Wav=lossless.
AAC= extremely high quality lossless.
MP3=Standard, 128kbps is what soundcloud does but the max defaut bitrate for mp3 is 320.
Ogg= on par with aac.
WMV=AAC.
Also most audio sites do that for bandwidth reasons as most fellas are mobile.
Wavs are indeed lossless. They can still be of varying quality, it's just that the quality isn't further compromised by the format itself. 44kHz/16bit is the CD audio standard, and usually deemed "good enough" for most applications. There's also Aiff, which is Apple's version of the same thing, but it's becoming a bit of a rarity these days. Just so you know. But if in any doubt about quality, use wav - even in online streaming services it's usually better to upload .wav and let the platform handle the encoding to whatever format it uses.
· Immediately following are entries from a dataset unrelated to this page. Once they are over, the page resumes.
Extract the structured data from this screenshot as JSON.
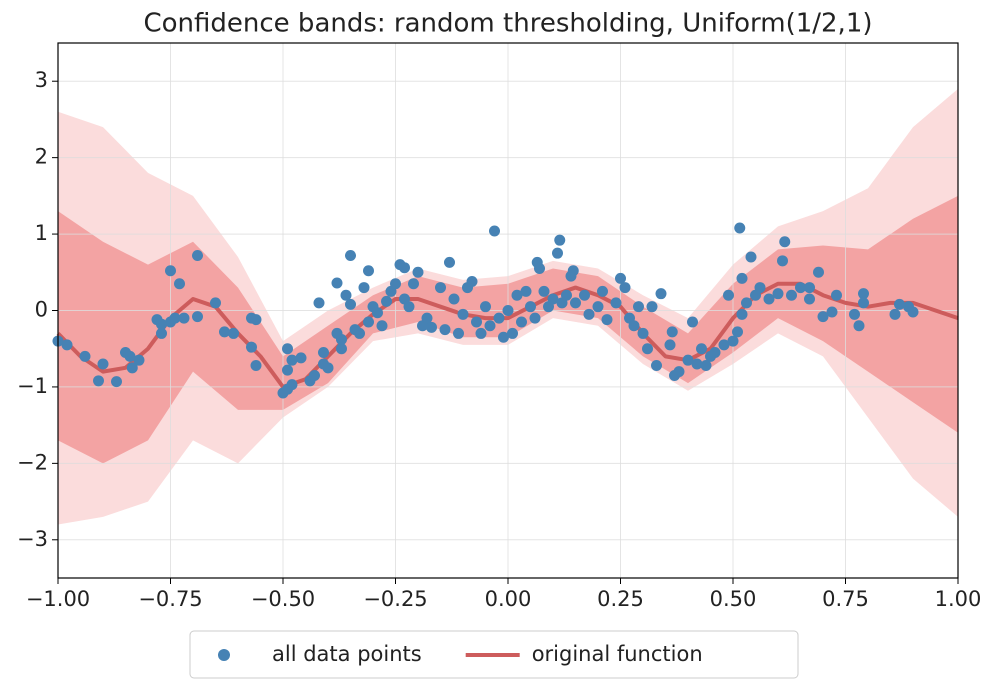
{
  "chart_data": {
    "type": "scatter",
    "title": "Confidence bands: random thresholding, Uniform(1/2,1)",
    "xlim": [
      -1,
      1
    ],
    "ylim": [
      -3.5,
      3.5
    ],
    "xticks": [
      {
        "value": -1,
        "label": "−1.00"
      },
      {
        "value": -0.75,
        "label": "−0.75"
      },
      {
        "value": -0.5,
        "label": "−0.50"
      },
      {
        "value": -0.25,
        "label": "−0.25"
      },
      {
        "value": 0,
        "label": "0.00"
      },
      0.25,
      {
        "value": 0.5,
        "label": "0.50"
      },
      0.75,
      {
        "value": 1,
        "label": "1.00"
      }
    ],
    "yticks": [
      {
        "value": -3,
        "label": "−3"
      },
      {
        "value": -2,
        "label": "−2"
      },
      {
        "value": -1,
        "label": "−1"
      },
      0,
      1,
      2,
      3
    ],
    "grid": true,
    "legend": "bottom",
    "bands": {
      "x": [
        -1,
        -0.9,
        -0.8,
        -0.7,
        -0.6,
        -0.5,
        -0.4,
        -0.3,
        -0.2,
        -0.1,
        0,
        0.1,
        0.2,
        0.3,
        0.4,
        0.5,
        0.6,
        0.7,
        0.8,
        0.9,
        1
      ],
      "levels": [
        {
          "color": "#fbdcdc",
          "upper": [
            2.6,
            2.4,
            1.8,
            1.5,
            0.7,
            -0.4,
            0.0,
            0.3,
            0.55,
            0.4,
            0.45,
            0.65,
            0.55,
            0.2,
            -0.1,
            0.6,
            1.1,
            1.3,
            1.6,
            2.4,
            2.9
          ],
          "lower": [
            -2.8,
            -2.7,
            -2.5,
            -1.7,
            -2.0,
            -1.4,
            -1.0,
            -0.4,
            -0.3,
            -0.45,
            -0.45,
            -0.1,
            -0.2,
            -0.7,
            -1.05,
            -0.7,
            -0.3,
            -0.6,
            -1.4,
            -2.2,
            -2.7
          ]
        },
        {
          "color": "#f3a3a3",
          "upper": [
            1.3,
            0.9,
            0.6,
            0.9,
            0.3,
            -0.6,
            -0.2,
            0.2,
            0.45,
            0.3,
            0.35,
            0.55,
            0.45,
            0.05,
            -0.3,
            0.35,
            0.8,
            0.85,
            0.8,
            1.2,
            1.5
          ],
          "lower": [
            -1.7,
            -2.0,
            -1.7,
            -0.8,
            -1.3,
            -1.3,
            -0.95,
            -0.3,
            -0.15,
            -0.35,
            -0.35,
            0.0,
            -0.1,
            -0.6,
            -0.95,
            -0.55,
            -0.1,
            -0.4,
            -0.8,
            -1.2,
            -1.6
          ]
        }
      ]
    },
    "series": [
      {
        "name": "all data points",
        "type": "scatter",
        "color": "#4682b4",
        "x": [
          -1.0,
          -0.98,
          -0.94,
          -0.91,
          -0.9,
          -0.87,
          -0.85,
          -0.84,
          -0.835,
          -0.82,
          -0.78,
          -0.77,
          -0.77,
          -0.75,
          -0.75,
          -0.74,
          -0.73,
          -0.72,
          -0.69,
          -0.69,
          -0.65,
          -0.63,
          -0.61,
          -0.57,
          -0.57,
          -0.56,
          -0.56,
          -0.5,
          -0.49,
          -0.49,
          -0.49,
          -0.48,
          -0.48,
          -0.46,
          -0.44,
          -0.43,
          -0.42,
          -0.41,
          -0.41,
          -0.4,
          -0.38,
          -0.38,
          -0.37,
          -0.37,
          -0.36,
          -0.35,
          -0.35,
          -0.34,
          -0.33,
          -0.32,
          -0.31,
          -0.31,
          -0.3,
          -0.29,
          -0.28,
          -0.27,
          -0.26,
          -0.25,
          -0.24,
          -0.23,
          -0.23,
          -0.22,
          -0.21,
          -0.2,
          -0.19,
          -0.18,
          -0.17,
          -0.15,
          -0.14,
          -0.13,
          -0.12,
          -0.11,
          -0.1,
          -0.09,
          -0.08,
          -0.07,
          -0.06,
          -0.05,
          -0.04,
          -0.03,
          -0.02,
          -0.01,
          0.0,
          0.01,
          0.02,
          0.03,
          0.04,
          0.05,
          0.06,
          0.065,
          0.07,
          0.08,
          0.09,
          0.1,
          0.11,
          0.115,
          0.12,
          0.13,
          0.14,
          0.145,
          0.15,
          0.17,
          0.18,
          0.2,
          0.21,
          0.22,
          0.24,
          0.25,
          0.26,
          0.27,
          0.28,
          0.29,
          0.3,
          0.31,
          0.32,
          0.33,
          0.34,
          0.36,
          0.365,
          0.37,
          0.38,
          0.4,
          0.41,
          0.42,
          0.43,
          0.44,
          0.45,
          0.46,
          0.48,
          0.49,
          0.5,
          0.51,
          0.515,
          0.52,
          0.52,
          0.53,
          0.54,
          0.55,
          0.56,
          0.58,
          0.6,
          0.61,
          0.615,
          0.63,
          0.65,
          0.67,
          0.67,
          0.69,
          0.7,
          0.72,
          0.73,
          0.77,
          0.78,
          0.79,
          0.79,
          0.86,
          0.87,
          0.89,
          0.9
        ],
        "values": [
          -0.4,
          -0.45,
          -0.6,
          -0.92,
          -0.7,
          -0.93,
          -0.55,
          -0.6,
          -0.75,
          -0.65,
          -0.12,
          -0.3,
          -0.18,
          -0.15,
          0.52,
          -0.1,
          0.35,
          -0.1,
          0.72,
          -0.08,
          0.1,
          -0.28,
          -0.3,
          -0.1,
          -0.48,
          -0.72,
          -0.12,
          -1.08,
          -1.03,
          -0.5,
          -0.78,
          -0.97,
          -0.65,
          -0.62,
          -0.92,
          -0.85,
          0.1,
          -0.7,
          -0.55,
          -0.75,
          -0.3,
          0.36,
          -0.5,
          -0.38,
          0.2,
          0.72,
          0.08,
          -0.25,
          -0.3,
          0.3,
          -0.15,
          0.52,
          0.05,
          -0.03,
          -0.2,
          0.12,
          0.25,
          0.35,
          0.6,
          0.56,
          0.15,
          0.05,
          0.35,
          0.5,
          -0.2,
          -0.1,
          -0.22,
          0.3,
          -0.25,
          0.63,
          0.15,
          -0.3,
          -0.05,
          0.3,
          0.38,
          -0.15,
          -0.3,
          0.05,
          -0.2,
          1.04,
          -0.1,
          -0.35,
          0.0,
          -0.3,
          0.2,
          -0.15,
          0.25,
          0.05,
          -0.1,
          0.63,
          0.55,
          0.25,
          0.05,
          0.15,
          0.75,
          0.92,
          0.1,
          0.2,
          0.45,
          0.52,
          0.1,
          0.2,
          -0.05,
          0.05,
          0.25,
          -0.12,
          0.1,
          0.42,
          0.3,
          -0.1,
          -0.2,
          0.05,
          -0.3,
          -0.5,
          0.05,
          -0.72,
          0.22,
          -0.45,
          -0.28,
          -0.85,
          -0.8,
          -0.65,
          -0.15,
          -0.7,
          -0.5,
          -0.72,
          -0.6,
          -0.55,
          -0.45,
          0.2,
          -0.4,
          -0.28,
          1.08,
          -0.05,
          0.42,
          0.1,
          0.7,
          0.2,
          0.3,
          0.15,
          0.22,
          0.65,
          0.9,
          0.2,
          0.3,
          0.3,
          0.15,
          0.5,
          -0.08,
          -0.02,
          0.2,
          -0.05,
          -0.2,
          0.22,
          0.1,
          -0.05,
          0.08,
          0.05,
          -0.02
        ]
      },
      {
        "name": "original function",
        "type": "line",
        "color": "#cd5c5c",
        "x": [
          -1,
          -0.95,
          -0.9,
          -0.85,
          -0.8,
          -0.75,
          -0.7,
          -0.65,
          -0.6,
          -0.55,
          -0.5,
          -0.45,
          -0.4,
          -0.35,
          -0.3,
          -0.25,
          -0.2,
          -0.15,
          -0.1,
          -0.05,
          0,
          0.05,
          0.1,
          0.15,
          0.2,
          0.25,
          0.3,
          0.35,
          0.4,
          0.45,
          0.5,
          0.55,
          0.6,
          0.65,
          0.7,
          0.75,
          0.8,
          0.85,
          0.9,
          0.95,
          1
        ],
        "values": [
          -0.3,
          -0.6,
          -0.8,
          -0.75,
          -0.5,
          -0.1,
          0.15,
          0.05,
          -0.3,
          -0.6,
          -1.0,
          -0.9,
          -0.6,
          -0.3,
          -0.05,
          0.15,
          0.15,
          0.05,
          -0.05,
          -0.1,
          -0.1,
          0.05,
          0.2,
          0.3,
          0.2,
          0.05,
          -0.3,
          -0.6,
          -0.65,
          -0.5,
          -0.1,
          0.2,
          0.35,
          0.35,
          0.2,
          0.1,
          0.05,
          0.1,
          0.1,
          0.0,
          -0.1
        ]
      }
    ]
  }
}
AAC isn't lossless, it's lossy. It's usually achieves similar quality than mp3's at lower bitrates, which makes it at least more
efficient if not automatically better...OGG is similar in that sense. OGG tends to be kind of the Linux of audio formats, in the sense that while it's touted to being superior by a small-ish group of enthusiasts, it still lacks universal support, so it tends to be less useful than the ubiquitous mp3 (or AAC). AAC is afaik being used by Youtube these days.
MP3 is the lossy standard. A lot of streaming services still use the rather low bitrate of 128kbps, which can sound ok, but often fails/distorts in the high frequencies. Hihats/cymbals are usually the typical sounds that suffer from this. Higher bitrates can be pretty indistinguishable from CD audio, for example, at least in regular listening conditions.
WMV is, ahem, Windows Media
Video - the audio format is called WMA, unsurprisingly.